If you were to catch a moment & look at it under a magnifying glass, here’s what you would see. There would be a goal fragment, something you want & it would be colored by your emotions. Look closely at these. Some may be positive & goal-supportive, while others may be negative & goal-distracting. The emotional crayons or goal-coloring is interpreted by your subconscious mindas as something you want, even if it is not what you want or working against you.
Go back to the same moment again. Begin to assess. What does your goal look like? See how the fragment fits into the entire goal. It’s rather like a puzzle part. Now consider what emotions and/or crayons are best in this moment? You might have to give up some automatic pilot programming if you want the goal. This is maturity & the desire to see your outcomes very clearly.
Just imagine how much power you have given UP to your emotions over the years & still tend to give!
Think about today.
Can you locate any moment or group of moments forming a remembered experience when your emotional children were in charge & not your mature self? Sit back and view this happening on your mind screen? How would you rate this production? The library of your mind is filled with these experiences.
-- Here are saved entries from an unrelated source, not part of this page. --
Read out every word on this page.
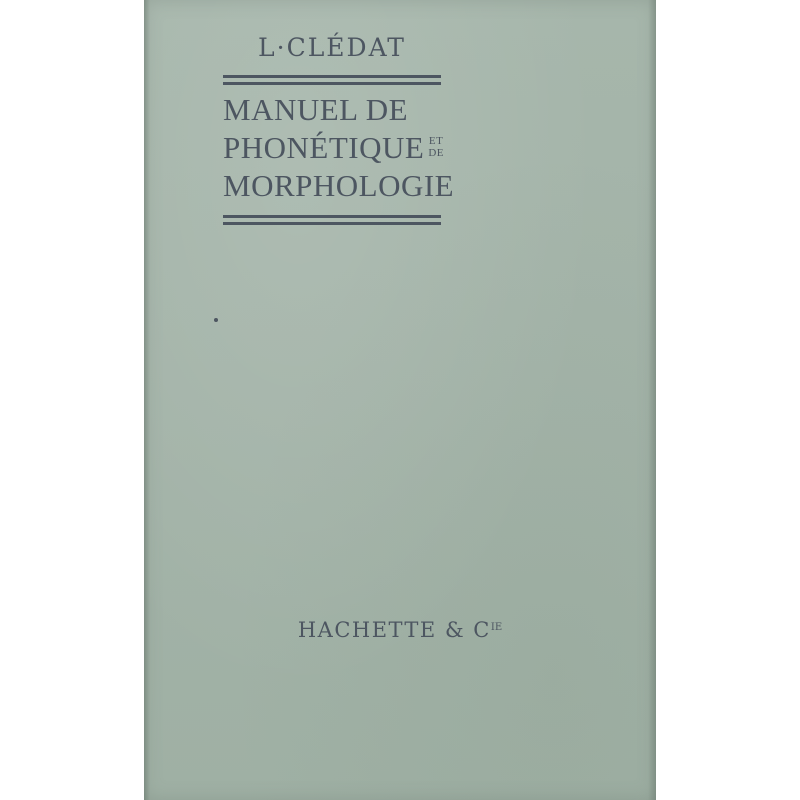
L·CLÉDAT
MANUEL DE
PHONÉTIQUE ET
DE
MORPHOLOGIE
HACHETTE & $C^{IE}$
The good news is that you now know how to release these programs. When you climb up to step four, you will be able to re-edit these, programming your mind for what you want instead.
SUPER PUNCH EMOTIONS
“Super-Punch” Negative Emotional Crayons Include…. Fear – Anger – Sad – Guilt – Shame -Victim
These familiar emotions can be destructive, as well as dangerous to the body & mind. They change body chemistry leading to stress-induced disease states. They also present themselves in disguise, so beware… Keep in mind that they are contagious, infecting your life and those around you.
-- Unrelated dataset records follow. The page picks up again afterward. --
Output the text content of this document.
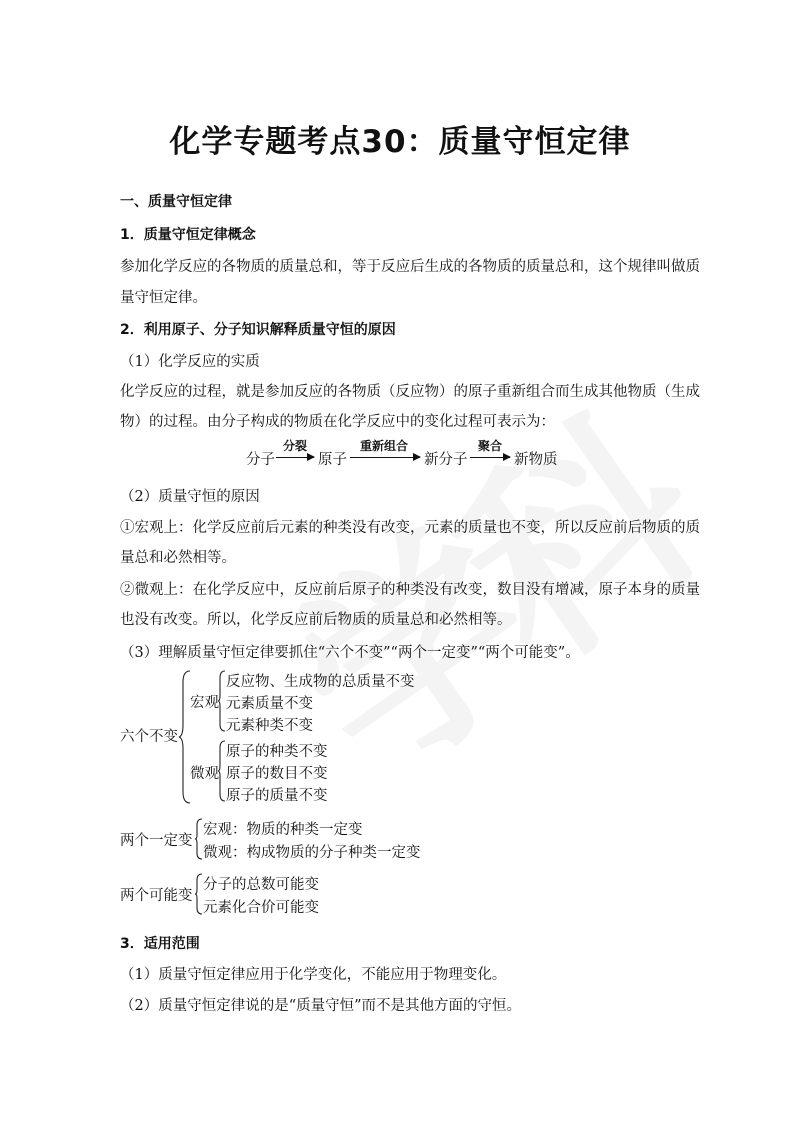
化学专题考点30：质量守恒定律
一、质量守恒定律
1．质量守恒定律概念
参加化学反应的各物质的质量总和，等于反应后生成的各物质的质量总和，这个规律叫做质
量守恒定律。
2．利用原子、分子知识解释质量守恒的原因
（1）化学反应的实质
化学反应的过程，就是参加反应的各物质（反应物）的原子重新组合而生成其他物质（生成
物）的过程。由分子构成的物质在化学反应中的变化过程可表示为：
分子
分裂
原子
重新组合
新分子
聚合
新物质
（2）质量守恒的原因
①宏观上：化学反应前后元素的种类没有改变，元素的质量也不变，所以反应前后物质的质
量总和必然相等。
②微观上：在化学反应中，反应前后原子的种类没有改变，数目没有增减，原子本身的质量
也没有改变。所以，化学反应前后物质的质量总和必然相等。
（3）理解质量守恒定律要抓住“六个不变”“两个一定变”“两个可能变”。
六个不变
宏观
反应物、生成物的总质量不变
元素质量不变
元素种类不变
微观
原子的种类不变
原子的数目不变
原子的质量不变
两个一定变
宏观：物质的种类一定变
微观：构成物质的分子种类一定变
两个可能变
分子的总数可能变
元素化合价可能变
3．适用范围
（1）质量守恒定律应用于化学变化，不能应用于物理变化。
（2）质量守恒定律说的是“质量守恒”而不是其他方面的守恒。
“Super-Punch” Positive Emotional Crayons Include…. Gratitude – Love – Forgiveness – Compassion – Peace
These are familiar, but often strangers in the middle of our daily stress-collecting experiences. Be sure to hunt them out, actively inviting them into your life. Not only do they feel good, but they also produce healing hormones. You will also find that these are contagious as well, only this is a positive source of infection.
Most of us are not in touch with our emotions, especially the subtle ones. Emotions can present themselves in a clear fashion, making them easier to identify or name, or they can be muted.. Some trigger big physical sensations, while others tend to play under the surface, but they are there if you look.
Some are regulars and play on automatic pilot. Others are new to a particular experience, often surprising you with their outbursts & connected thought patterns.
You can invite emotions through simple conversation, so it is important to watch your patterns. As you begin to notice the emotions you entertain, you may be surprised.
Victim is one of those that is so common place, it reminds me of the flu season. Pay attention to how people tend to moan and groan, even about simple things. Ask the next person you know “how they are doing” Don’t be surprised if you meet up with the victim emotion. Listen to the tonality. It can be quite dramatic.